I never pass through Pisa without calling to mind certain rat-hunts in company with J. O. M., who was carried out of the train at this very station, dead, because he refused to follow my advice. He was my neighbour at one time; he lived near the river Mole in relative seclusion; coursing rats with Dandie Dinmonts was the only form of exercise which entailed no strain on his weakened constitution. How he loved it!
This O---- was a man of mystery and violence, who threw himself into every kind of human activity with superhuman, Satanic, zest; traveller, sportsman, financier, mining expert, lover of wine and women, of books and prints; one of the founders, I believe, of the Rhodesia Company; faultlessly dressed, infernally rich and, when he chose--which was fairly often--preposterously brutal.
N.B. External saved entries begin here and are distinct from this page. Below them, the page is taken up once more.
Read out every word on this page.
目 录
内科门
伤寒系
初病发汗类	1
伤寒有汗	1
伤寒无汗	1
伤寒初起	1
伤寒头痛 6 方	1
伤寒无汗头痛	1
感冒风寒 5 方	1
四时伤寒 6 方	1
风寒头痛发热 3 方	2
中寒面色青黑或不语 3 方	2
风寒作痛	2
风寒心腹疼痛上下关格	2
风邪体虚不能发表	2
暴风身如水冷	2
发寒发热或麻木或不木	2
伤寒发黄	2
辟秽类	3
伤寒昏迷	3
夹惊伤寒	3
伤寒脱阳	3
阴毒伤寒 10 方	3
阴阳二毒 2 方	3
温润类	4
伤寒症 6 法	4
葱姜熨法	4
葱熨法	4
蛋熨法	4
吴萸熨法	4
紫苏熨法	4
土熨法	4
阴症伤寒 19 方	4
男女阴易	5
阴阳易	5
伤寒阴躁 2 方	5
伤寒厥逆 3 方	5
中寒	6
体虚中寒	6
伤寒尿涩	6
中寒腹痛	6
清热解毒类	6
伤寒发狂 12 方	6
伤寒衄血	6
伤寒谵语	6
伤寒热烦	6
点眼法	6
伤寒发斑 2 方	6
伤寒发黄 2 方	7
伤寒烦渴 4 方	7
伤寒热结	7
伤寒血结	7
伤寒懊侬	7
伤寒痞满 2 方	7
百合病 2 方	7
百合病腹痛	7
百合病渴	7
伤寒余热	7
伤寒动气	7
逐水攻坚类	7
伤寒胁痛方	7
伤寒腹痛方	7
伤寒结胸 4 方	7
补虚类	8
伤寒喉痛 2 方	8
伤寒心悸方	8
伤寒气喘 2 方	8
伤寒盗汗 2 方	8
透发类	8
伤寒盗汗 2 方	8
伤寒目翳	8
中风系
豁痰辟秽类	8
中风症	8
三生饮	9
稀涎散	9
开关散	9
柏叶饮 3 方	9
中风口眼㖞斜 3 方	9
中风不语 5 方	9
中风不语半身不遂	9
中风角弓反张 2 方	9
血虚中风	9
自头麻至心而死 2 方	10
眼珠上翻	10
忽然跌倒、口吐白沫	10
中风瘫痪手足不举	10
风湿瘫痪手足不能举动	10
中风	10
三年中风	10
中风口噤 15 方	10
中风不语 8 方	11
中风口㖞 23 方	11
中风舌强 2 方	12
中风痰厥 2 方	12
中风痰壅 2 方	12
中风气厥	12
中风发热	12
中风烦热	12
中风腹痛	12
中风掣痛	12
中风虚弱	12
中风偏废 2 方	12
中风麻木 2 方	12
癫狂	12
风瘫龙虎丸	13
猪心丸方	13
Neither manner nor face were winning. He was swarthy almost to blackness, quite un-English in looks, with rather long hair, a most menacing moustache and the fiercest eyes imaginable; a king of the gipsies, so far as features went. Something sinister hung about his personality. A predatory type, unquestionably; never so happy as when pitting his wits or strength against others, tracking down this or that--by choice, living creatures. He had taken life by the throat, and excesses of various kinds having shattered his frame, there was an end, for the time being, of deer-stalking and tigers; it was a tame period of rat-hunts with those terriers whose murderous energies were a pis aller, yielding a sort of vicarious pleasure. The neighbourhood was depopulated of such beasts, purchased at fancy prices; when a sufficient quantity (say, half a hundred) had been collected together, I used to receive a telegram containing the single word "rats." Then the pony was saddled, and I rode down for the grand field day.
We once gave the hugest of these destroyed rodents, I remember, to an amiable old sow, a friend of the family. What was she going to do? She ate it, as you would eat a pear. She engulfed the corpse methodically, beginning at the head, working her way through breast and entrails while her chops dripped with gore, and ending with the tail, which gave some little trouble to masticate, on account of its length and tenuity. Altogether, decidedly good sport....
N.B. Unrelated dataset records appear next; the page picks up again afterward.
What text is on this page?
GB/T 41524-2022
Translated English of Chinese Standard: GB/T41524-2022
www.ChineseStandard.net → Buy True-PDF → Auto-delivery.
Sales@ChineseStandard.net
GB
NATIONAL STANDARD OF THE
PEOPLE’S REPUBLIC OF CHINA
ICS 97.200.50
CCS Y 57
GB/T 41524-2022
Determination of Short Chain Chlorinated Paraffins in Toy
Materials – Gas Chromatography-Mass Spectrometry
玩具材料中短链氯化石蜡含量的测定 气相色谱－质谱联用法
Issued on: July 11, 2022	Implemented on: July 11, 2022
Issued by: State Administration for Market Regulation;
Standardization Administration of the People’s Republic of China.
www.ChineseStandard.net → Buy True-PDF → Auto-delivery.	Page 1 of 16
Then O---- disappeared from my ken. Years went by. Improving health, in the course of time, tempted him back into his former habits; he built himself a shooting lodge in the Alps. We were neighbours again, having no ridge worth mentioning save the Schadona pass between us. I joined him once or twice--chamois, instead of rats. This place was constructed on a pretentious scale, and he must have paid fantastic sums for the transport of material to that remote region (you could watch the chamois from the very windows) and for the rights over all the country round about. [[5]] O---- told me that the superstitious Catholic peasants raised every kind of difficulty and objection to his life there; it was a regular conspiracy. I suggested a more friendly demeanour, especially towards their priests. That was not his way. He merely said: "I'll be even with them. Mark my words."....
There followed another long interval, during which he vanished completely. Then, one April afternoon on the Posilipo, a sailor climbed up with a note from him. The Consul-General said I lived here. If so, would I come to Bertolini's hotel at once? He was seriously ill.
Neighbours once more!
I left then and there, and was appalled at the change in him. His skin was drawn tight as parchment over a face the colour of earth, there was no flesh on his hands, the voice was gone, though fire still gleamed viciously in the hollows of his eyes. That raven-black hair was streaked with grey and longer than ever, which gave him an incongruously devout appearance. He had taken pitiful pains to look fresh and appetizing.
So we sat down to dinner on Bertolini's terrace, in the light of a full moon. O---- ate nothing whatever.